After negotiations with NHS Resolution for the defendant trust, by disclosing our expert evidence we were ultimately able to achieve a good settlement for our client.
It has recently been reported that delays, misdiagnosis and poor treatment in A&E departments are now the top cause of negligence claims in the UK.
This case is just one example of how failures in A&E to manage patients’ injuries appropriately can have quite significant consequences. Management of our client’s injury should have been straightforward. Instead, she experienced a prolonged recovery from her Achilles tendon injury during which she experienced pain and suffering, she incurred increased costs of paying for private healthcare, and she has been left with a permanent injury and impaired prognosis.
Diagnosing Achilles tendon ruptures
Rupture of the Achilles tendon is a common injury, with approximately 4,500 patients seeking medical help every year in the UK.
Patients who suffer an Achilles tendon rupture often present with a common history: a sudden pain in the back of the leg, with an audible snap. Patients will often think that they have been hit or kicked directly in the calf.
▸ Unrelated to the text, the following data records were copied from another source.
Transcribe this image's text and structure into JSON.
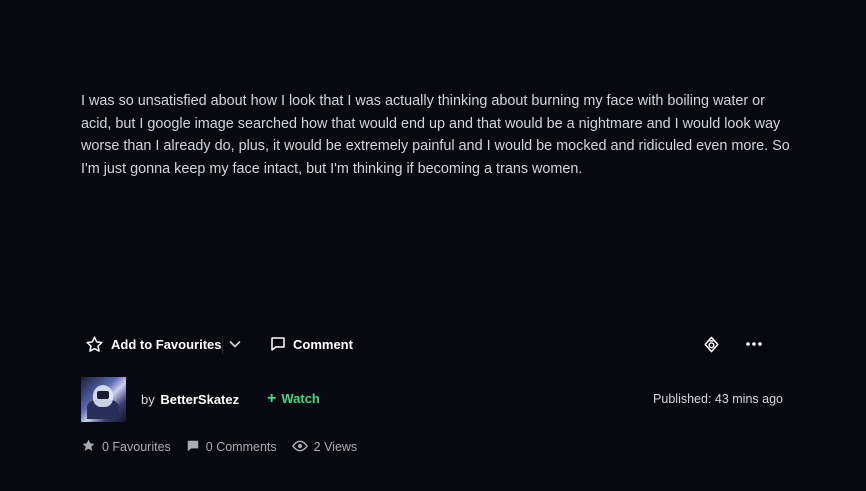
{
  "post": {
    "body": "I was so unsatisfied about how I look that I was actually thinking about burning my face with boiling water or acid, but I google image searched how that would end up and that would be a nightmare and I would look way worse than I already do, plus, it would be extremely painful and I would be mocked and ridiculed even more. So I'm just gonna keep my face intact, but I'm thinking if becoming a trans women."
  },
  "actions": {
    "favourite_label": "Add to Favourites",
    "comment_label": "Comment"
  },
  "author": {
    "by_prefix": "by",
    "username": "BetterSkatez",
    "watch_label": "Watch",
    "published": "Published: 43 mins ago"
  },
  "stats": {
    "favourites": "0 Favourites",
    "comments": "0 Comments",
    "views": "2 Views"
  },
  "colors": {
    "background": "#08090e",
    "accent_green": "#3ddc84",
    "text": "#d4d6dc"
  },
  "icons": [
    "star-outline-icon",
    "chevron-down-icon",
    "comment-icon",
    "badge-icon",
    "more-icon",
    "plus-icon",
    "star-icon",
    "comment-small-icon",
    "eye-icon"
  ]
}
Ruptured Achilles tendons should be diagnosed by taking a careful history of the injury and performing an appropriate examination. This should involve looking at the ankle and Achilles tendon, checking for swelling and bruising, and feeling the Achilles tendon for a step gap in the tendon. Where an Achilles tendon rupture is suspected, the patient should be asked to see whether they are able to stand on their tiptoes and a test of the Achilles tendon, known as a Simmonds calf squeeze test, should be performed. This is best carried out with the patient kneeling on a chair or bench or lying on an examination couch. The doctor should squeeze gently the bulky part of the calf muscle. An uninjured Achilles tendon will move into a plantar flexion. An injured Achilles tendon will not move because the calf muscle is no longer connected to the foot.
However, these tests can result in false negatives; some patients with ruptured Achilles tendons will be able to go onto their tiptoes (on both feet together – though not on the injured limb alone) and the Simmonds test can result in some movement of the foot if the injury is not completely fresh and an element of healing has already occurred. In such situations, where the history is suggestive of a ruptured Achilles tendon but without conclusive investigations, the appropriate management is to assume the worst and arrange imaging investigations to confirm whether there is an injury, or immobilse the ankle and refer the patient to an orthopaedic surgeon for further investigation.